Sense was the successor to the TouchFLO overlay, which debuted on the company’s Windows Mobile devices back in 2007; Sense itself launched in 2009 on both Windows Mobile and the HTC Hero Android handset, and remains the user experience on HTC’s Android devices today. The company has been incrementally improving Sense for the last few years but, as the company itself acknowledges, it soon became too complicated for its own good.
Speaking with Pocket-lint, HTC’s chief product officer, Kouji Kodera, was very open about this: “From the original Sense up to Sense 3.5, we added too many things. The original concept was that it had to be simple and it had to be easy to use, and we had that philosophy, but over time it got cluttered.”
Indeed, the early builds of Sense were a breath of fresh air. While Android (and Windows Mobile for that matter) suffered from weak user interface design, Sense made it much easier for users to find what they wanted, exposing functionality and features in the OS that would otherwise have been much more difficult to find. As the stock Android UI improved – and as rivals developed their own custom UIs, such as Samsung’s TouchWiz and Motorola’s MOTOBLUR – HTC found itself stuffing Sense with more and more features in order to make its offering more distinctive – but this didn’t work out as hoped.
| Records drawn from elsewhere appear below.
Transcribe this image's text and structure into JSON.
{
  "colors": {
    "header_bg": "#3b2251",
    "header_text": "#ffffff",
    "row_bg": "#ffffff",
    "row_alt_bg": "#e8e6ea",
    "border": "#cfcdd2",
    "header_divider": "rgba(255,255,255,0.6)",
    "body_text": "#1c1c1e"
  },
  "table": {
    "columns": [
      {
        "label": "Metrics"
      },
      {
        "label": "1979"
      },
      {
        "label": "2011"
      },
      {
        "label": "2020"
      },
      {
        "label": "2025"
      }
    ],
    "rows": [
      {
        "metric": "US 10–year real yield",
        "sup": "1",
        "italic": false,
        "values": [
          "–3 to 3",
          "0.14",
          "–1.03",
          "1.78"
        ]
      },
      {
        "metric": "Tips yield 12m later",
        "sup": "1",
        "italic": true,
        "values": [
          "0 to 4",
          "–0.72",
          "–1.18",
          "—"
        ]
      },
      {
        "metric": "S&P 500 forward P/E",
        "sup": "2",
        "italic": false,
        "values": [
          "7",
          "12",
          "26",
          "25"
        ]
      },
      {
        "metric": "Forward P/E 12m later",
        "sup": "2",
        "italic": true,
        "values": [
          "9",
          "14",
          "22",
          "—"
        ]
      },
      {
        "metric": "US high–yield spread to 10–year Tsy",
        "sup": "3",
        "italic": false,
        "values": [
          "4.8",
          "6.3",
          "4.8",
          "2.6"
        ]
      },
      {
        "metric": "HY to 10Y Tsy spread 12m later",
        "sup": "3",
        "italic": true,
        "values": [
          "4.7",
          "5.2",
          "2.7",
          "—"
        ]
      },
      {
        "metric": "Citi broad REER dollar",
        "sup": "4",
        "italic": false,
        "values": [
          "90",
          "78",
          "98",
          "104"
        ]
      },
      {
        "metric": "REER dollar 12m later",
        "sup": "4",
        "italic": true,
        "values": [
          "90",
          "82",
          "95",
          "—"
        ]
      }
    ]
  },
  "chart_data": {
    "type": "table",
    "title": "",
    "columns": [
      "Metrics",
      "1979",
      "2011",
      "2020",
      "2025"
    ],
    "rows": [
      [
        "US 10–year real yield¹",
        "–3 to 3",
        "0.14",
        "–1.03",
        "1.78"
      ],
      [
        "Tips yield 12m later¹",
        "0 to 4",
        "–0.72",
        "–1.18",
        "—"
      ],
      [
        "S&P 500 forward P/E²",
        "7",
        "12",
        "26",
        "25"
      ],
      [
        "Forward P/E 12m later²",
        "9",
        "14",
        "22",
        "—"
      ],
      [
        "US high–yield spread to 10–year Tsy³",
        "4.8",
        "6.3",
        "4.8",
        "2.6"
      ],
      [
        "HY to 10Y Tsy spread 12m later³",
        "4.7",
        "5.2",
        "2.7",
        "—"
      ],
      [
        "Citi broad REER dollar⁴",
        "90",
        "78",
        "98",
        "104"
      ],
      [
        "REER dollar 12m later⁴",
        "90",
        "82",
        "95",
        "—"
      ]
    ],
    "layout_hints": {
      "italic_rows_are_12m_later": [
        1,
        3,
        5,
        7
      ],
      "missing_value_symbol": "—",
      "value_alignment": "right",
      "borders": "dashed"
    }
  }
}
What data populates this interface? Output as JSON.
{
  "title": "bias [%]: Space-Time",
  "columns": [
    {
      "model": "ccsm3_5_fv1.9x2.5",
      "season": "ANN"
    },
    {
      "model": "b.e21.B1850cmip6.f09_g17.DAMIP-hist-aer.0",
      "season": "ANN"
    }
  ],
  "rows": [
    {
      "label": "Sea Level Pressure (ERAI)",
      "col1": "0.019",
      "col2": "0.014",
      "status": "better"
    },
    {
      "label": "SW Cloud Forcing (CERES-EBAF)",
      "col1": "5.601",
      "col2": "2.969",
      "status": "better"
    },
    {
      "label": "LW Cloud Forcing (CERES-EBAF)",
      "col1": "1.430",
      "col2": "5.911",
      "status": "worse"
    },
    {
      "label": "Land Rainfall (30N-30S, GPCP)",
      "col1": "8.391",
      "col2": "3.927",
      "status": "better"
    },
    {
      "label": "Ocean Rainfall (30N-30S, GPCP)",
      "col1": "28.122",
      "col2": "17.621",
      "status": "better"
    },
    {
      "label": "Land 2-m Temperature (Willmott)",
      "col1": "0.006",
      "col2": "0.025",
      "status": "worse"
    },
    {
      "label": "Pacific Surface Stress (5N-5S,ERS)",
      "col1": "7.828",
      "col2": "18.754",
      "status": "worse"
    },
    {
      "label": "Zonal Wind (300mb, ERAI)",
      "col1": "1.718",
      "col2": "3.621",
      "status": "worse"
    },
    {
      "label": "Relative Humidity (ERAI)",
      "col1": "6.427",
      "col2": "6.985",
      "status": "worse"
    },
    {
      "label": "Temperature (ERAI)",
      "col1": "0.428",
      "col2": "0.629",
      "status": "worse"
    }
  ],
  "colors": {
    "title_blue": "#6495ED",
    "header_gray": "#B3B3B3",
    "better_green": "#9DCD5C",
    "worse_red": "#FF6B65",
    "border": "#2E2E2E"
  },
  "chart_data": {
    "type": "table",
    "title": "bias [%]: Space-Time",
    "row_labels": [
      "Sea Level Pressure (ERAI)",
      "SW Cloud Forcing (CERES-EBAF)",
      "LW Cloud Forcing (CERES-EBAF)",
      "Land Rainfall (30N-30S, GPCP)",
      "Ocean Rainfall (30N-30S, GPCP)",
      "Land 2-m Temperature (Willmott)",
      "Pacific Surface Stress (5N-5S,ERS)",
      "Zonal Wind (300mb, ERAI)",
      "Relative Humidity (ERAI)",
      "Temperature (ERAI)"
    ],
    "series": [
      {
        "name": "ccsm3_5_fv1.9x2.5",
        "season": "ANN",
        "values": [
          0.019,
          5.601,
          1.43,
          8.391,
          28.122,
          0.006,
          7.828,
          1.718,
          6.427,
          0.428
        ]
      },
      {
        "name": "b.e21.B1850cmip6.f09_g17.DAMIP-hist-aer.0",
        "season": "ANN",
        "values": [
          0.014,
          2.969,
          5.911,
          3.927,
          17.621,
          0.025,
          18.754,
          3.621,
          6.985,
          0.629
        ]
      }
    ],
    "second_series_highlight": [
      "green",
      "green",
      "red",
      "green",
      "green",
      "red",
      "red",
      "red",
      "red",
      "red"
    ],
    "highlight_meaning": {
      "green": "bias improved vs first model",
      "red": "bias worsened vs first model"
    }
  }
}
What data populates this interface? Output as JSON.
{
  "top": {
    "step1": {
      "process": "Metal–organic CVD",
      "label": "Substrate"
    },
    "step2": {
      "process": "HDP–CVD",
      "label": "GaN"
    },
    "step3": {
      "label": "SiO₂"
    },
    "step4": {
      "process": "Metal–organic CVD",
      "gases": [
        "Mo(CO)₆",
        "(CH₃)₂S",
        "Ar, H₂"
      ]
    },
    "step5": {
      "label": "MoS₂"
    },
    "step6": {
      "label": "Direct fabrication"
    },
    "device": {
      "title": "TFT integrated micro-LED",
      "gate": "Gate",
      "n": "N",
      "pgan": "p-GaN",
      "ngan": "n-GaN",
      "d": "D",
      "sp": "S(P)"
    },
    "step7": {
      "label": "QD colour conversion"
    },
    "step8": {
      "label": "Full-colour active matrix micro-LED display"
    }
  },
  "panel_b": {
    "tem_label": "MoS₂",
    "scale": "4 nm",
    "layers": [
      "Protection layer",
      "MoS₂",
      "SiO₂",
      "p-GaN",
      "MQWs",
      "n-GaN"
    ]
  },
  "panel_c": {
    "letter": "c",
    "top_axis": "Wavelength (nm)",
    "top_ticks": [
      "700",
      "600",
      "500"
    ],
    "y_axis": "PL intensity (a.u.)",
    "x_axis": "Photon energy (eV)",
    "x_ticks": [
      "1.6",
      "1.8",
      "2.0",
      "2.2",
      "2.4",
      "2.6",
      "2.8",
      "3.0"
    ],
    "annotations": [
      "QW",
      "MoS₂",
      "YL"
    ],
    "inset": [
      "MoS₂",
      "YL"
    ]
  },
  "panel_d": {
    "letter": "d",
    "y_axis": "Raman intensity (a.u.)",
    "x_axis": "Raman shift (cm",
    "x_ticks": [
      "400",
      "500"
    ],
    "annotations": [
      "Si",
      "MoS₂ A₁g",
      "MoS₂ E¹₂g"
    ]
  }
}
Kodera went on: “There were too many things in there. Even on the home screen we had four or five icons before consumers got a chance to add things themselves.” But all is not lost. With HTC’s new generation of handsets, the company is launching a new version of its UI – Sense 4.0 – and Kodera promises that HTC has learned from its mistakes. “For the [just-launched] HTC One range, we have taken it down to Sense 2.0. What we’ve done is a good mixture of keeping Sense and Google’s Ice Cream Sandwich element in a good balance.”
HTC acknowledged in January that, following a 25% decline in its quarterly profits, it would dramatically reduce its product line-up, “focusing on what made us great”, in the worlds of HTC UK"s Phil Roberson. The new Sense UI seems like a confident step in the right direction – but time will tell if measures such as these will yield the results that HTC is hoping for.